Odious but necessary
One bill that got a lot attention this past legislative session, though not enough votes to pass, was the Angel Investment Act, which provided a substantial, if not complete, personal income tax credit for South Carolinians investing in state companies.
The criticism, and what may have ultimately doomed the bill for this year, was that only the very wealthy were allowed to invest and receive the income tax credits and further backing from state government.
What about the middle class family which had saved dimes, cut coupons, and amassed some money and entrepreneurial spirit, demanded the critics? Why can’t they take part? For them, it was a matter of fairness.
So, how is it fair for homeowners to receive the largest tax deduction in the state, whilst the Average Joe frying fish at the local Captain D’s pays rent with no tax benefit?
It’s not, according to Sue Berkowitz, an attorney and director for the S.C. Appleseed Legal Justice Center, which advocates on the behalf of the working classes.
“We all live in subsidized housing,” said Berkowitz, who said that many homeowners factor the tax savings into their home purchases to make it more affordable than just renting.
Berkowitz, who admitted to also taking a mortgage interest deduction herself, said that the current situation is an unfair as someone paying the same amount of sales tax on a $5,000 car in South Carolina as someone purchasing an $80,000 car, because auto sales taxes are capped in this state.
State Sen.
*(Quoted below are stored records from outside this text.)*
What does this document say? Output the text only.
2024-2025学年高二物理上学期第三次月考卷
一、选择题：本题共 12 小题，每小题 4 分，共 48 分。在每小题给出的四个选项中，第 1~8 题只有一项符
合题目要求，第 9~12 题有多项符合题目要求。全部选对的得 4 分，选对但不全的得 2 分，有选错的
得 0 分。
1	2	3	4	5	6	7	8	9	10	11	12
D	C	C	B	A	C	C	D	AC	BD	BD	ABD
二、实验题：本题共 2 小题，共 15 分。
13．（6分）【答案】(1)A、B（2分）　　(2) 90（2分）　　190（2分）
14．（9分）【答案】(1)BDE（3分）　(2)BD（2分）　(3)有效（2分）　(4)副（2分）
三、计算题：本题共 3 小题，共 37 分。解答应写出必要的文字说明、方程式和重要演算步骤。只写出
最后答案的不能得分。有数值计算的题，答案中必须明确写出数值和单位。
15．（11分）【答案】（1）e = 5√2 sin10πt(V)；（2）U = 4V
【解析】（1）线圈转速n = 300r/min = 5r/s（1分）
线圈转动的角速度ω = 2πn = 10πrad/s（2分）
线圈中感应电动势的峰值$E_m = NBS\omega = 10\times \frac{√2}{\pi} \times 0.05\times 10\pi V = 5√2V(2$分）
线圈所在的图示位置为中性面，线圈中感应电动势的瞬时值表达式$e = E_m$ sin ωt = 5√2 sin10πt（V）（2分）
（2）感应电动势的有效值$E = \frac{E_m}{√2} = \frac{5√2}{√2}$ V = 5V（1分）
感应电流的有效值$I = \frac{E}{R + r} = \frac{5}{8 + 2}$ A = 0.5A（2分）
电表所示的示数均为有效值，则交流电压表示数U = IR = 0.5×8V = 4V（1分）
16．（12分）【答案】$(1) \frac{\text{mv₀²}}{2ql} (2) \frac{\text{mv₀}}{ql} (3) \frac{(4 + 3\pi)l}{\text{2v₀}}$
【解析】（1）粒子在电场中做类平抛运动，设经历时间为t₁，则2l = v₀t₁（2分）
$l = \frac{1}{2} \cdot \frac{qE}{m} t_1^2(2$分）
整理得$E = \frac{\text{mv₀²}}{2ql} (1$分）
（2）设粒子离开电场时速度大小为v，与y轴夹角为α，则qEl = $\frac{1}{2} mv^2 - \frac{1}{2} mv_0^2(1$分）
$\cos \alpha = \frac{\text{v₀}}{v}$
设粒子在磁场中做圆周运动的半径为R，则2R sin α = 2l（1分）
Thomas Alexander (R-Walhalla), a member of his chamber’s Finance Committee, said the mortgage interest deduction was put in place by the federal government to encourage homeownership and help those trying to attain “that piece of the American dream.”
Homeownership has long been touted as a means to a more stable society, and has been largely accepted as a boon, according to Alexander.
Alexander said that government, whether on the state or federal levels, shouldn’t benefit on interest payments made on homes.
House Rep. Brian White (R-Anderson), the chair of the Ways and Means Committee, said that Berkowitz missed the point about sales tax on cars, in that the property taxes leveled annually on that $80,000 vehicle goes to support local interests.
State Sen. Larry Grooms (R-Bonneau), a gubernatorial candidate two years ago, said that he’s got the answer: do away with state income tax altogether.
Grooms, sponsor of the S.C. Fair Tax bill, said that by doing away with income taxes and shifting to “consumption” taxes, like sales and excise taxes, it does away with the fairness issue completely, when it comes to discussing the benefit some taxpayers receive from deducting mortgage interest.
“The solution is to increase wealth, not tax the elements that create wealth,” said Grooms, who added he would refile the bill before January.
Grooms agreed with Alexander that any attempt to do away with the mortgage interest deduction has a better chance if it’s tackled first on the federal level.
Crystal ball: According to Burnie Maybank, the state’s former head of the Department of Revenue and primary author of the Taxation Realignment Commission (TRAC) report, home ownership deductions are -- and will probably remain -- “sacred.” If he’s right, and he usually is, then South Carolina still has more than a good day’s work coming up with a tax code with a widened base and lower rates that is fair for all paying in, as well as fair for those receiving services and the benefits of government. Still, the first item on legislators’ agendas, especially during an election year, is to just talk about the problem. And tax reform has to come to mean more in this state than tax cuts.